I'm going to get away from the expectations we have for family for a bit and focus on other expectations we may have in our lives. Sometimes by starting off with the smaller things we can learn to begin to deal with such an issue in a less threatening way.
So what are some unrealistic expectations that are seemingly little things? Personally I think it's easier to spot them in my own life if I have some examples in the first place. I'm going to include what I seen recently as unrealistic expectations and then a more realistic approach.
At this time of the year it's so easy to see those people with their unrealistic expectations. They are everywhere stressed out because of the approaching holidays and their expectations of how it all should go.
In line at the post office, they are pissed off because they're still there and outspoken about how poorly the post office is run. In general they are making everyone else in the room uncomfortable because of their mini temper tantrums.
All of this happens because they expect to never wait in line at the post office. Well, when I go to the post office (which is a lot because I sell on ebay) I never expect to go without seeing one of the impatient types, and I am rarely disappointed.
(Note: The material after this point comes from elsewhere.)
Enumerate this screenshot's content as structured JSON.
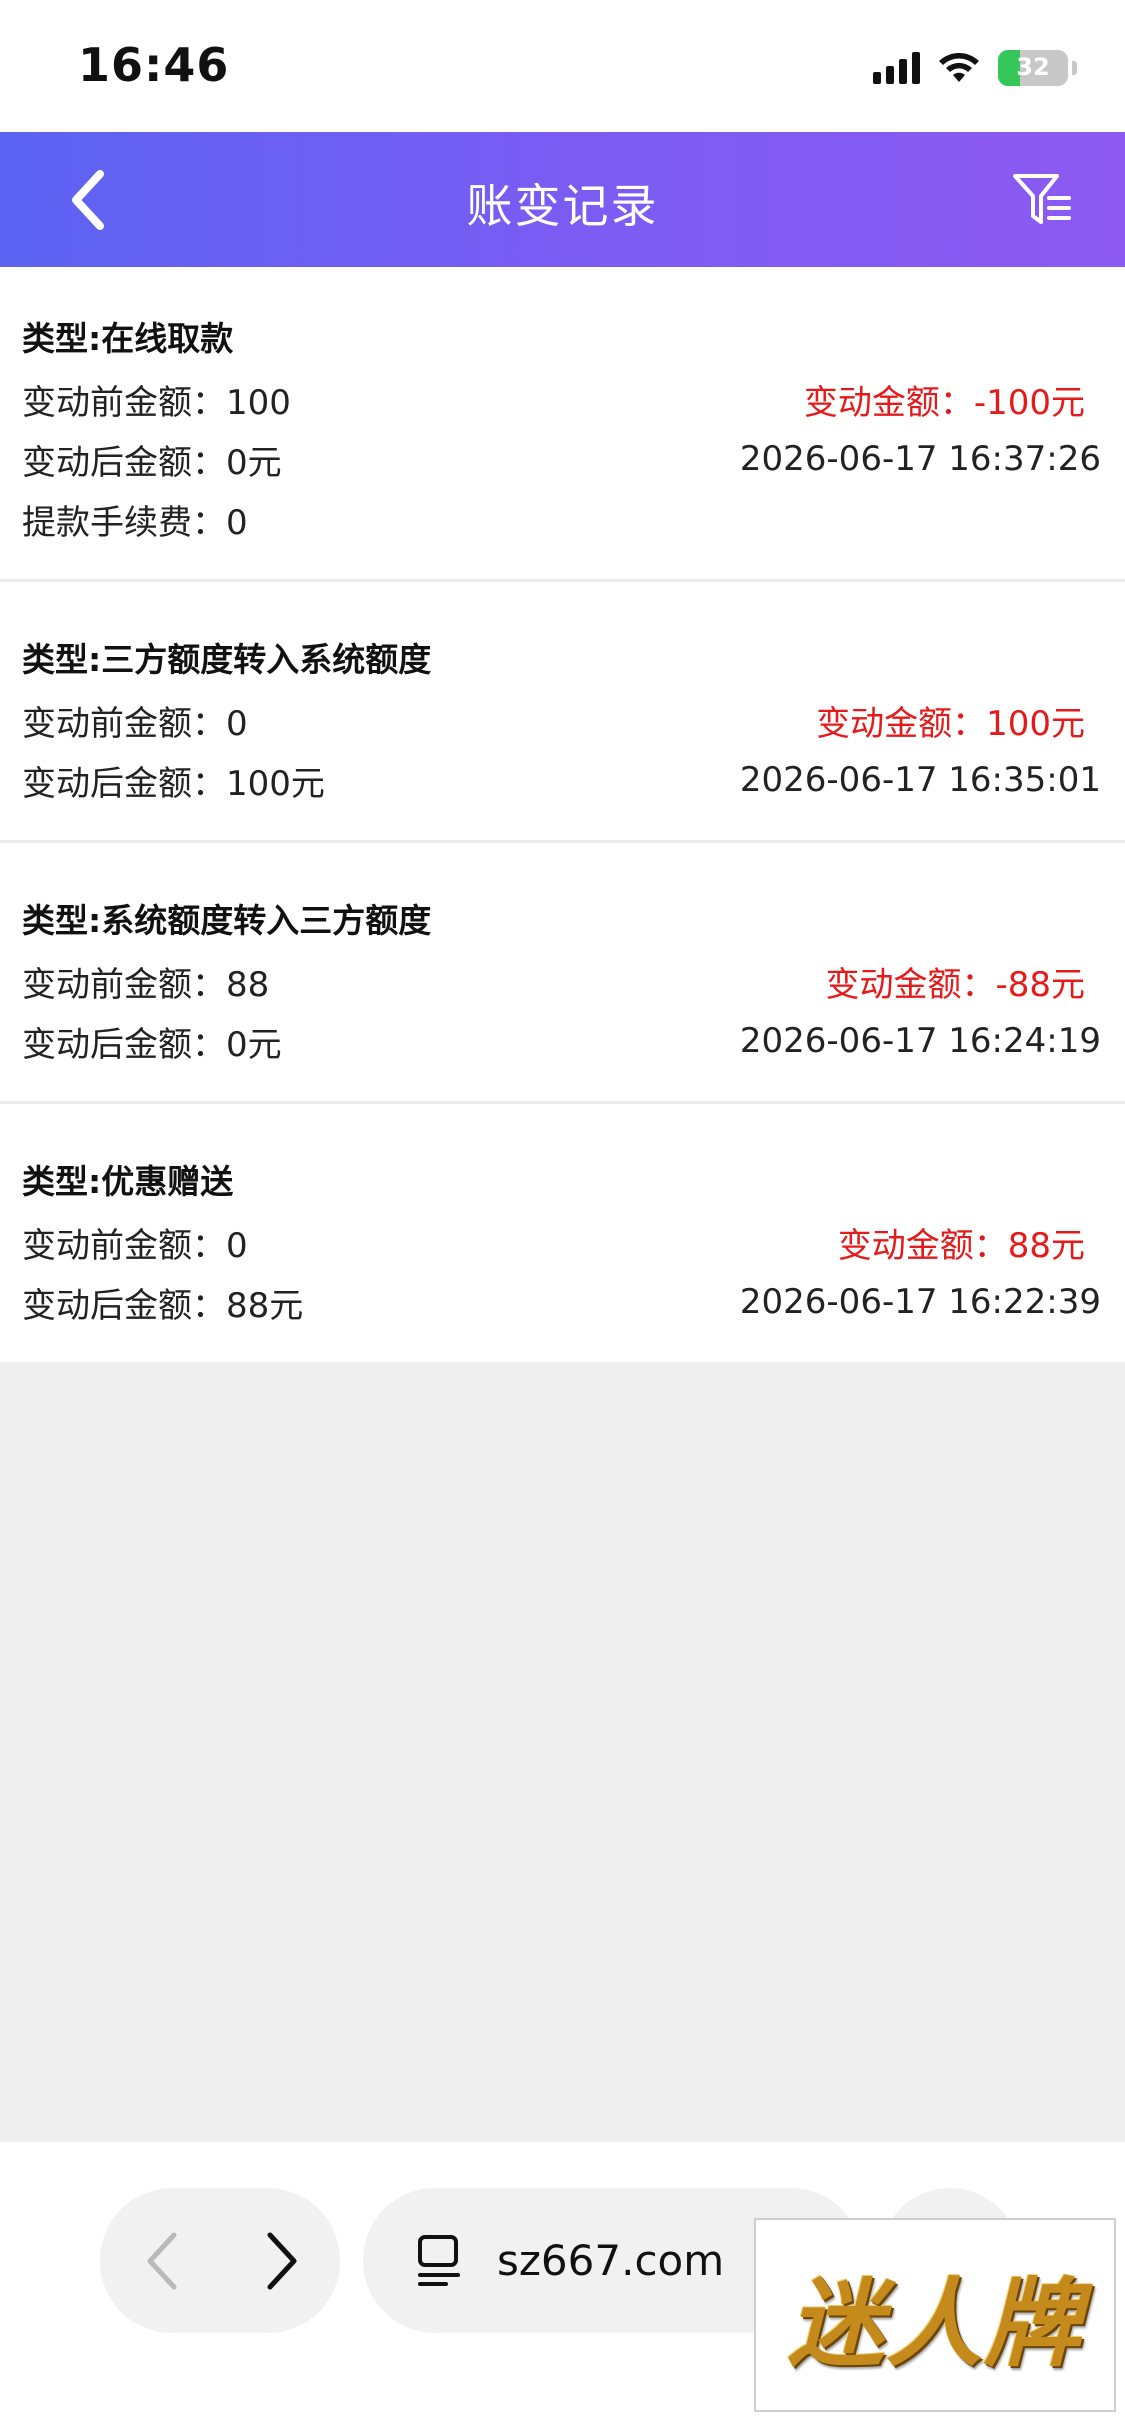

Lines are a fact of life at the post office during the holidays and peak times during the regular days, I always allow enough time for those lines so that they don't throw my schedule off thus adding to my stress.
The same can be said of shoppers in the mall or grocery store. Everything from no convenient parking spaces, to not being able to find that perfect gift can set some people off into a tyrade. Others will internalize their feelings and take it home to take out on the loved ones that they're shopping for in the first place. Somehow I don't think that's what the spirit of the season is supposed to be about.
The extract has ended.